Making releases#
To make a new release, we should be able to follow the project’s RELEASE.md file. Since these files can get outdated, its good to refer to this document and our template project’s RELEASE.md file from time to time to keep it updated.
Release ambitions#
To document and automate the release process well enough for repository maintainers to have the agency to make regular releases.
To follow a versioning scheme such as SemVer 2, where we update the MAJOR.MINOR.PATCH versions according to the versioning scheme.
To maintain changelogs, and update them for each release.
To keep release practices across projects updated by upstreaming release practice improvements from individual projects to the template project’s files and the team-compass project’s documentation, and to to downstream updates from there to other projects.
Release practices#
Changelog updates with github-activity
#
We look to have our changelogs summarize most pull requests that has been
merged, we use github-activity
to help us with this.
Create PR list with github-activity
#
pip install -U github-activity
Get the latest version.
git checkout main
,git pull
,git remote -v
, andgit log
Ensure you will work against the latest changelog file and that github-activity will be able to inspect the latest git tags locally.
The remote and log commands are to help you check you didn’t just update against a remote fork.

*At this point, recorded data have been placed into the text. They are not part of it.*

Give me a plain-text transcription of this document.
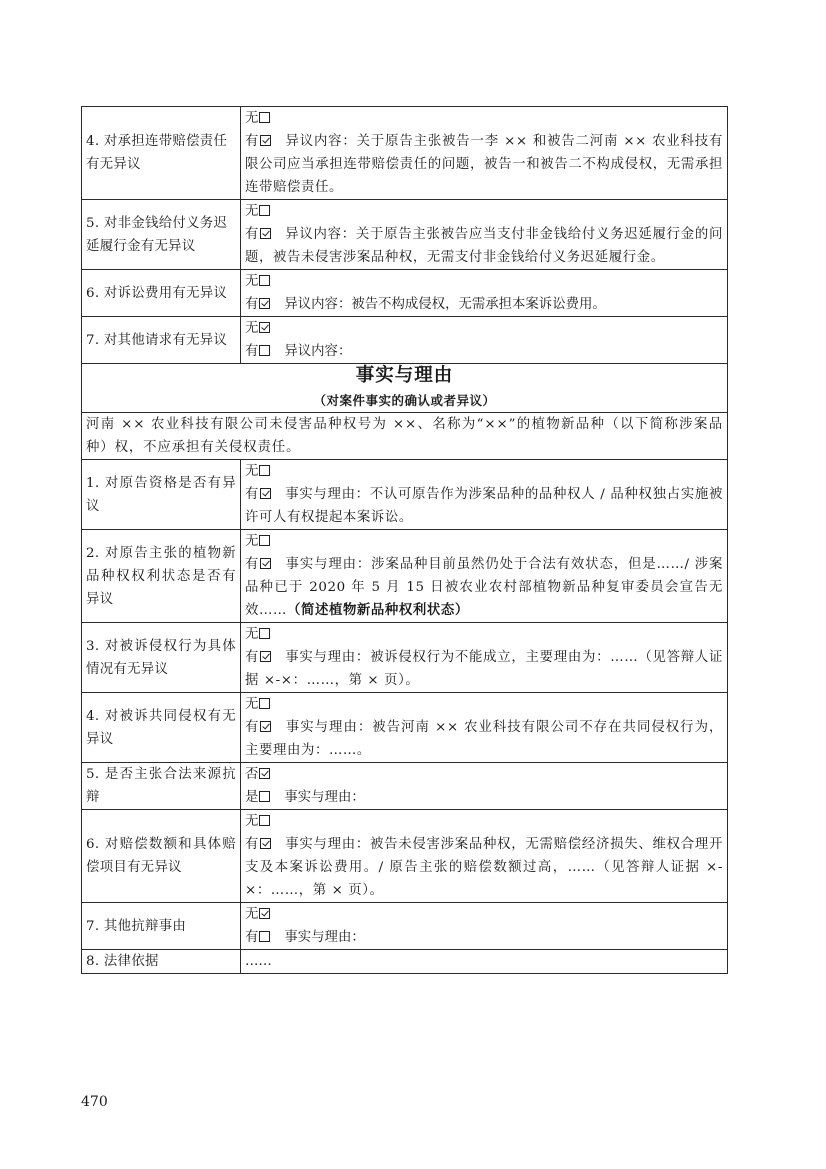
4. 对承担连带赔偿责任有无异议	无
有 异议内容：关于原告主张被告一李 ×× 和被告二河南 ×× 农业科技有限公司应当承担连带赔偿责任的问题，被告一和被告二不构成侵权，无需承担连带赔偿责任。

5. 对非金钱给付义务迟延履行金有无异议	无
有 异议内容：关于原告主张被告应当支付非金钱给付义务迟延履行金的问题，被告未侵害涉案品种权，无需支付非金钱给付义务迟延履行金。

6. 对诉讼费用有无异议	无
有 异议内容：被告不构成侵权，无需承担本案诉讼费用。

7. 对其他请求有无异议	无
有 异议内容：

事实与理由
（对案件事实的确认或者异议）	

河南 ×× 农业科技有限公司未侵害品种权号为 ××、名称为“××”的植物新品种（以下简称涉案品种）权，不应承担有关侵权责任。	
1. 对原告资格是否有异议	无
有 事实与理由：不认可原告作为涉案品种的品种权人 / 品种权独占实施被许可人有权提起本案诉讼。

2. 对原告主张的植物新品种权权利状态是否有异议	无
有 事实与理由：涉案品种目前虽然仍处于合法有效状态，但是……/ 涉案品种已于 2020 年 5 月 15 日被农业农村部植物新品种复审委员会宣告无效……（简述植物新品种权利状态）

3. 对被诉侵权行为具体情况有无异议	无
有 事实与理由：被诉侵权行为不能成立，主要理由为：……（见答辩人证据 ×-×：……，第 × 页）。

4. 对被诉共同侵权有无异议	无
有 事实与理由：被告河南 ×× 农业科技有限公司不存在共同侵权行为，主要理由为：……。

5. 是否主张合法来源抗辩	否
是 事实与理由：

6. 对赔偿数额和具体赔偿项目有无异议	无
有 事实与理由：被告未侵害涉案品种权，无需赔偿经济损失、维权合理开支及本案诉讼费用。/ 原告主张的赔偿数额过高，……（见答辩人证据 ×-×：……，第 × 页）。

7. 其他抗辩事由	无
有 事实与理由：

8. 法律依据	……
470
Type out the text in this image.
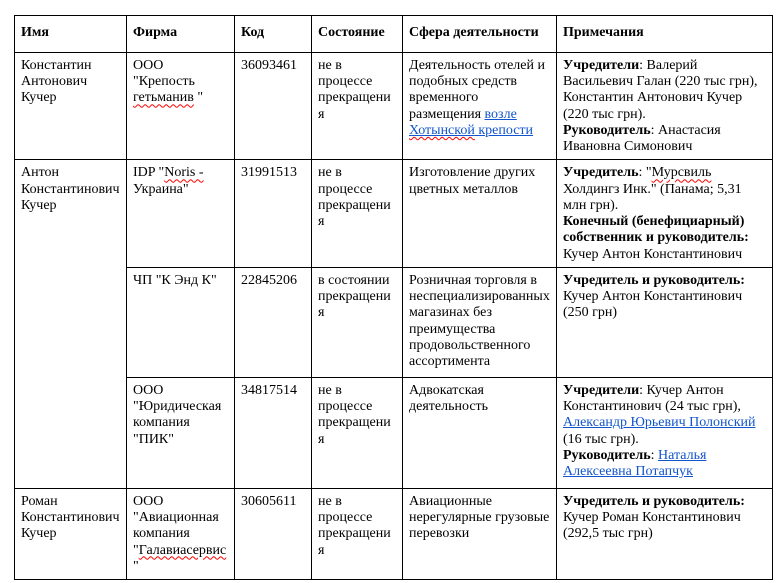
Имя	Фирма	Код	Состояние	Сфера деятельности	Примечания
Константин Антонович Кучер	ООО "Крепость гетьманив "	36093461	не в процессе прекращения	Деятельность отелей и подобных средств временного размещения возле Хотынской крепости	Учредители: Валерий Васильевич Галан (220 тыс грн), Константин Антонович Кучер (220 тыс грн).
Руководитель: Анастасия Ивановна Симонович
Антон Константинович Кучер	IDP "Noris - Украина"	31991513	не в процессе прекращения	Изготовление других цветных металлов	Учредитель: "Мурсвиль Холдингз Инк." (Панама; 5,31 млн грн).
Конечный (бенефициарный) собственник и руководитель:
Кучер Антон Константинович
	ЧП "К Энд К"	22845206	в состоянии прекращения	Розничная торговля в неспециализированных магазинах без преимущества продовольственного ассортимента	Учредитель и руководитель:
Кучер Антон Константинович (250 грн)
	ООО "Юридическая компания "ПИК"	34817514	не в процессе прекращения	Адвокатская деятельность	Учредители: Кучер Антон Константинович (24 тыс грн), Александр Юрьевич Полонский (16 тыс грн).
Руководитель: Наталья Алексеевна Потапчук
Роман Константинович Кучер	ООО "Авиационная компания "Галавиасервис"	30605611	не в процессе прекращения	Авиационные нерегулярные грузовые перевозки	Учредитель и руководитель:
Кучер Роман Константинович (292,5 тыс грн)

github-activity --heading-level=3
First acquire a preliminary list of pull requests, then revise labels and titles of pull requests, then acquire a final list of pull requests to update the changelog with.
Revise PR labels
PRs listed under
Other merged PRs
doesn’t have a label to make it listed in another category. If you think they should be, visit the PR and add a suitable label to it.Revise PR titles
PR titles should describe the change made for readers of a changelog. Check if there is a PR title that is worth updating.
As an example, in the jupyterhub/oauthenticator projects its relevant for users to know if a change affected a specific authenticator class they use. Due to that, we’ve tried to let that be captured in the title, such as
[GitHub] Fix ...
.Revise final list
Some pull requests could be seen as irrelevant to list, for example we could opt to omit automatic updates to the versions of pre-commit hooks or github actions.
Create a changelog entry#
Come up with the new version number
Assuming we are using SemVer 2 as a versioning scheme, we should:
increment the major version if a breaking change has been made
increment the minor version if a new features has been added
increment the patch version if a bug has been fixed
Update the changelog file
Add the previously generated PR list.
Align formatting with previous releases.
Add a preliminary release date.
At least for major releases, lead with a manually written summary.
Open a pull request
Make a commit named like
Add changelog for 1.2.3
and open a PR with it titled the same.Ready for release
With a changelog PR approved, you can self-merge it and make a release according to the project’s RELEASE.md file. Before merging, update the preliminary release date if needed, or add a commit doing it before using
tbump
.
Version updates with tbump
#
Our RELEASE.md files often describes how to use tbump
to update version
strings in files such as _version.py
in a commit, tag the commit, and push it.
Projects configure tbump
via pyproject.toml
to update the project’s specific
files containing a version reference, such as _version.py
, setup.py
, and
package.json
.
The template project’s pyproject.toml file provides an example on how to
configure tbump
, and the template project’s RELEASE.md file provides an on
how to use it.
Publishing to PyPI#
Publishing a release to PyPI should be automatic as soon as a git tag is pushed.
A git tag is typically pushed by the use of tbump
according to a RELEASE.md
file, and the automation to publish to PyPI is typically done by a GitHub
workflow named release.yaml
.
The template project’s .github/workflows/release.yaml file and the template project’s RELEASE.md file can be inspected for more details about this.
Publishing to conda-forge#
Publishing a release to conda-forge should be managed by a dedicated feedstock GitHub repository, and the RELEASE.md file should link to it for reference as done in the template project’s RELEASE.md file.